By Mak Yuen Teen
In September 2015, SGX announced the establishment of three “independent committees” as part of its adoption of a new disciplinary framework. The three committees are the Listings Advisory Committee (LAC), Listings Disciplinary Committee (LDC) and Listings Appeals Committee (LAC).
On 4 June 2018, I posted a blog titled “SGX watchlist of directors and key officers is good but more is needed” in which I said:
“Today, SGX Regco has enhanced regulatory powers that allow it to publicly reprimand and fine issuers, and to publicly reprimand directors (but not to fine them). SGX Regco also has a disciplinary committee and an appeals committee. When this system of independent committees was introduced, I felt that while due process and natural justice is important, there is a risk that the enforcement process becomes too “bureaucratic”. The disciplinary committee will not want its actions to be regularly or even sporadically overturned by the appeals committee, so there is likely to be an effort to ensure that the two committees are on the same page before any action is taken. This may then require many people to agree to an enforcement action. Add to that the fact that the committees are made up of market practitioners, there is also the risk of conflict, in the sense that they or their friends or acquaintances may be the ones facing possible enforcement actions (some members on the committees may themselves be serving on boards or advising them). Of course, there are conflict of interest procedures in place but such procedures usually deal with only the clearcut conflicts (and the rest is up to the individual member’s own standards and values). I was not confident that the enforcement process would be timely enough or would be used sufficiently to be a real deterrent. “
The members of the different committees, including the disciplinary committee, can be found here: https://www2.sgx.com/independent-committees
I am afraid that my worst fears may have been realised. According to SGX’s website, the last public disciplinary action taken was in November 2018 and the last such action against an issuer and its directors was in July 2018. Information on public disciplinary actions can be found here:
https://www2.sgx.com/regulation/public-disciplinary-actions
Yes, that’s right. In 2019, there has not been a single public disciplinary action taken by the disciplinary committee. What has the disciplinary committee been doing in 2019? How many cases has it considered?

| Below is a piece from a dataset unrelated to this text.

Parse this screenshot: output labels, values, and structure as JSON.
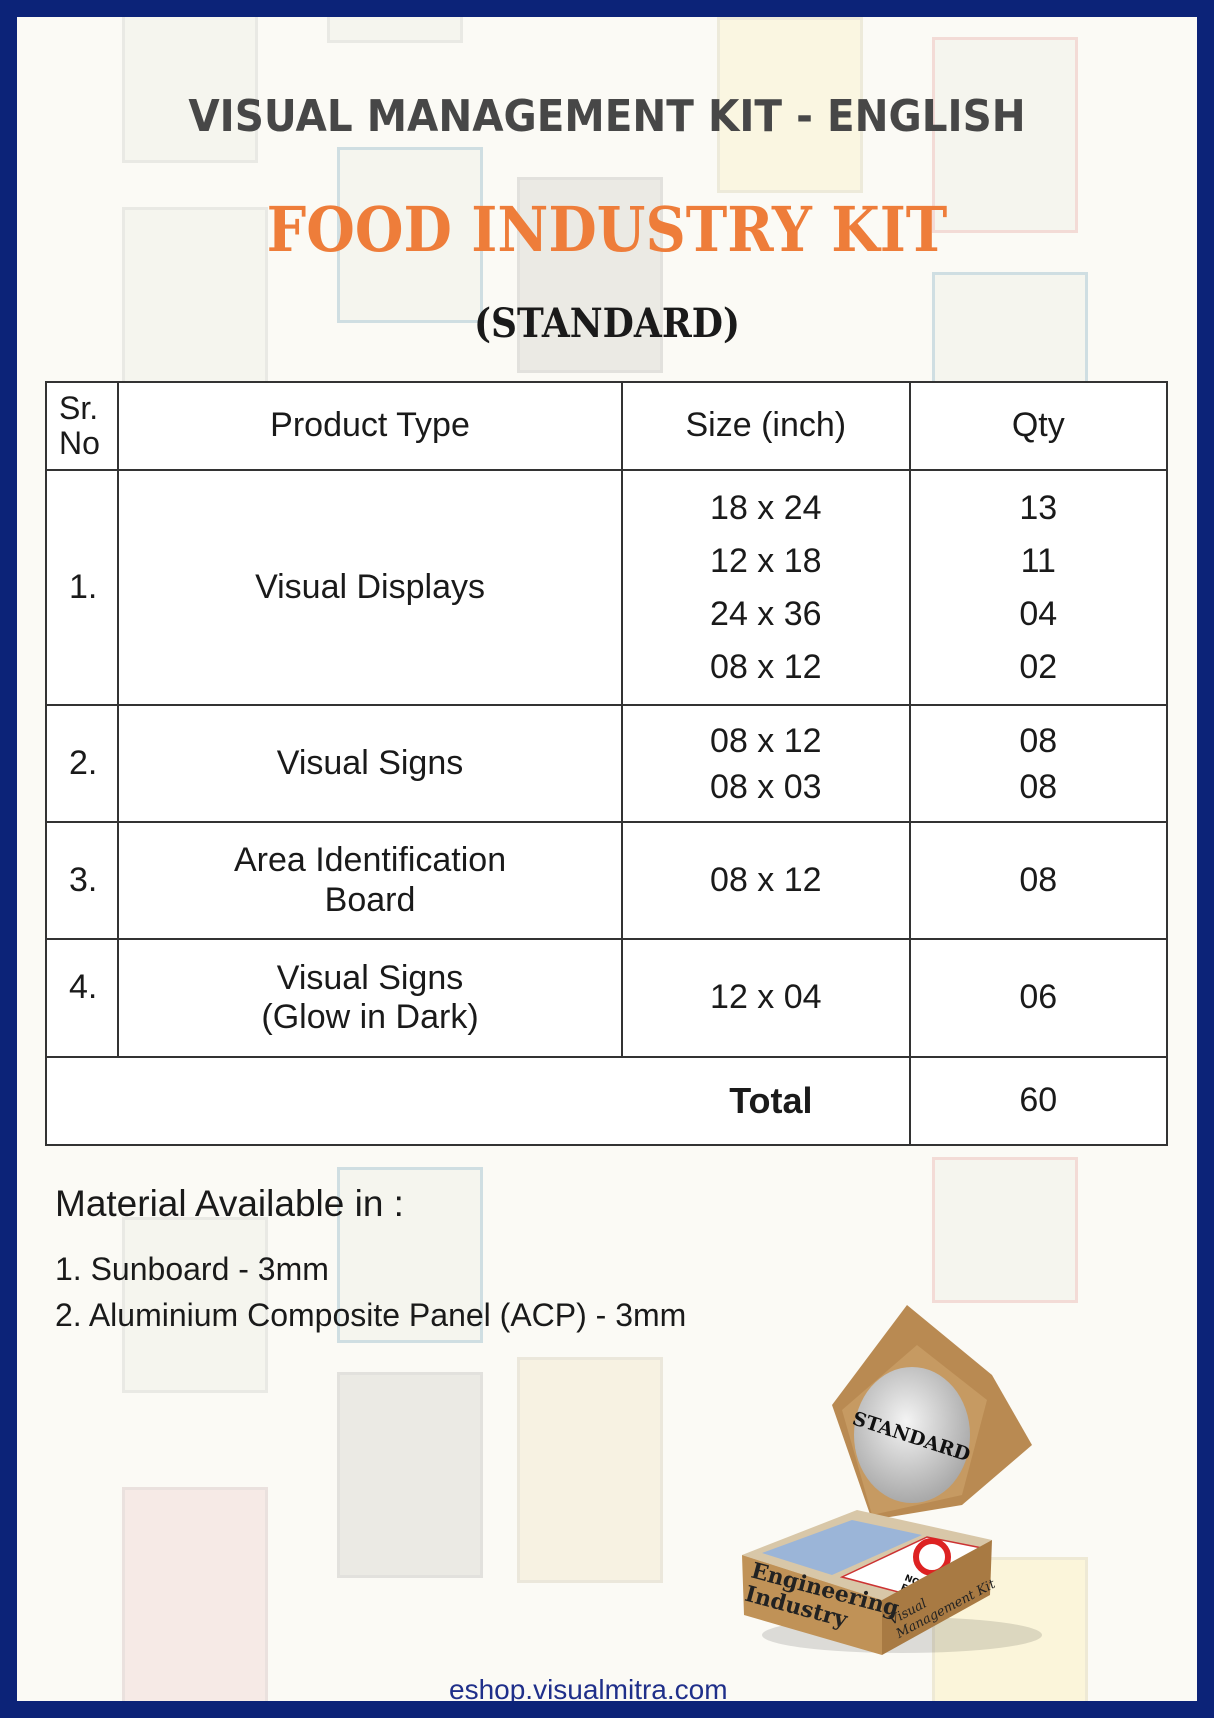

Looking at the composition of the disciplinary committee, the previous concerns with a conflict between the commercial and regulatory roles of SGX, which the establishment of SGX Regco in September 2017 was supposed to address, may now have been replaced by conflicts within the disciplinary committee. How many of these committee members or their firms are providing services to issuers and directors who may be subject to enforcement actions? While I am sure there are conflict of interest procedures in place, how effective would these procedures be if the committee as a whole include many members who are actively providing services to issuers and directors, or who are directors or management of issuers? Some are directors or key management of issuers, including independent directors. Would they support enforcement action against their peers? Incidentally, enforcement actions against issuers and directors are already rare, but when it comes to enforcement actions against independent directors, they are practically “black swan” events.
There is also the issue of SGX Regco not being a statutory regulator and therefore being potentially subject to legal action itself, when it takes action against issuers and directors. Further, since SGX Regco is a subsidiary of a commercial company (SGX), there may be questions of funding for its activities. If SGX Regco becomes embroiled in legal action when it decides to take enforcement action, would there be sufficient funding? Would that curtail its ability to discharge its wider responsibilities? If not, this may act as a deterrent to SGX Regco’s willingness to take enforcement action.

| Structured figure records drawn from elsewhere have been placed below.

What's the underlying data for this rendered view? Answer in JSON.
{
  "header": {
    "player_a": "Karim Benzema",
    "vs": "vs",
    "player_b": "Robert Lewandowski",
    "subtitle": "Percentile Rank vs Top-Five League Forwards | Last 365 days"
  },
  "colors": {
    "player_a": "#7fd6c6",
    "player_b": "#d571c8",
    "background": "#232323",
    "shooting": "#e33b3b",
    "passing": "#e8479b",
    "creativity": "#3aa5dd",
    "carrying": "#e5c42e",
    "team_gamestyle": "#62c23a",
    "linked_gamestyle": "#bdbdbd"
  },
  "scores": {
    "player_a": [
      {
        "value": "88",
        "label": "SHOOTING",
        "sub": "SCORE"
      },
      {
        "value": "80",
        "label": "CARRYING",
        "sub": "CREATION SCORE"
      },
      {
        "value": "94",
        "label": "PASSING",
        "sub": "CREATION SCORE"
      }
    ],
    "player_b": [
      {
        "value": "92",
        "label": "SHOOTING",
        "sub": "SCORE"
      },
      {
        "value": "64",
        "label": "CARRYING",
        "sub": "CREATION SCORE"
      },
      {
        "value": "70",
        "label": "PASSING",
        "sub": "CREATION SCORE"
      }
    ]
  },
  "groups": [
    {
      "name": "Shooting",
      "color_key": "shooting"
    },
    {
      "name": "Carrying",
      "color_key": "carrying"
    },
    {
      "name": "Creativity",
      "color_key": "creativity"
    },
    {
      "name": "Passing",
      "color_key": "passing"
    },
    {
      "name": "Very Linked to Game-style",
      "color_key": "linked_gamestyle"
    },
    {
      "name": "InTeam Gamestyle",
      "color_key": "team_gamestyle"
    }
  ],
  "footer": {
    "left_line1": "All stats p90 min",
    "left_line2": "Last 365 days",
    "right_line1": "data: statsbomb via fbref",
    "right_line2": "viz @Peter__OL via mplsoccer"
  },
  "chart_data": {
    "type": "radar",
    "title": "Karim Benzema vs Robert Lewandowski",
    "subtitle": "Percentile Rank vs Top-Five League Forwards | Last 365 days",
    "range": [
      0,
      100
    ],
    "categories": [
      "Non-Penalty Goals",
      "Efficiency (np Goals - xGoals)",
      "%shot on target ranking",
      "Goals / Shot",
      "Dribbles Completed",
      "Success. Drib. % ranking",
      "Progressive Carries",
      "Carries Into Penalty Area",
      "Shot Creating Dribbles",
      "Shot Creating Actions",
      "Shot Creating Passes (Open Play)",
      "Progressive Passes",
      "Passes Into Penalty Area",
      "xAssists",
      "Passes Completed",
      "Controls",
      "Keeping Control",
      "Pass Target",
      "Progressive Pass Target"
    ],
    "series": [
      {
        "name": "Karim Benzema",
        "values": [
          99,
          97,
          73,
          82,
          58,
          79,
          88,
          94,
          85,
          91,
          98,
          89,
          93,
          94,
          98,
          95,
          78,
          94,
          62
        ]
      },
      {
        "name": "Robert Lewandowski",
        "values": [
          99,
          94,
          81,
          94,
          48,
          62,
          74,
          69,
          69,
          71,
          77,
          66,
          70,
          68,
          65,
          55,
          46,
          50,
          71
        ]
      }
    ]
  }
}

In this regard, I was trying to obtain the audited financial statements and annual report of SGX Regulation Pte Ltd (the full name for SGX Regco) from ACRA through its bizfile services to understand SGX Regco’s resources and activities. I haven’t got them yet but as a separate regulatory subsidiary and an entity of considerable public interest, shouldn’t SGX Regco publish a full annual report of its own each year and make it publicly available?
Such an annual report can not only provide the usual audited financial statements, but also information on its activities, including enforcement actions, and its governance, such as how frequently the board and different committees met, fees paid to each director, and so on. So far, the only information on fees paid to directors of SGX Regco that I can gather is from SGX’s own annual report, which shows that Jane Diplock, who serves on both the SGX and SGX Regco boards, was paid an additional $85,000 for serving on the SGX Regco board in its last financial year. That should suggest that the SGX Regco board is quite active and should be able to oversee enforcement actions. The disciplinary committee may therefore be superfluous, or worse, a hindrance to enforcement action.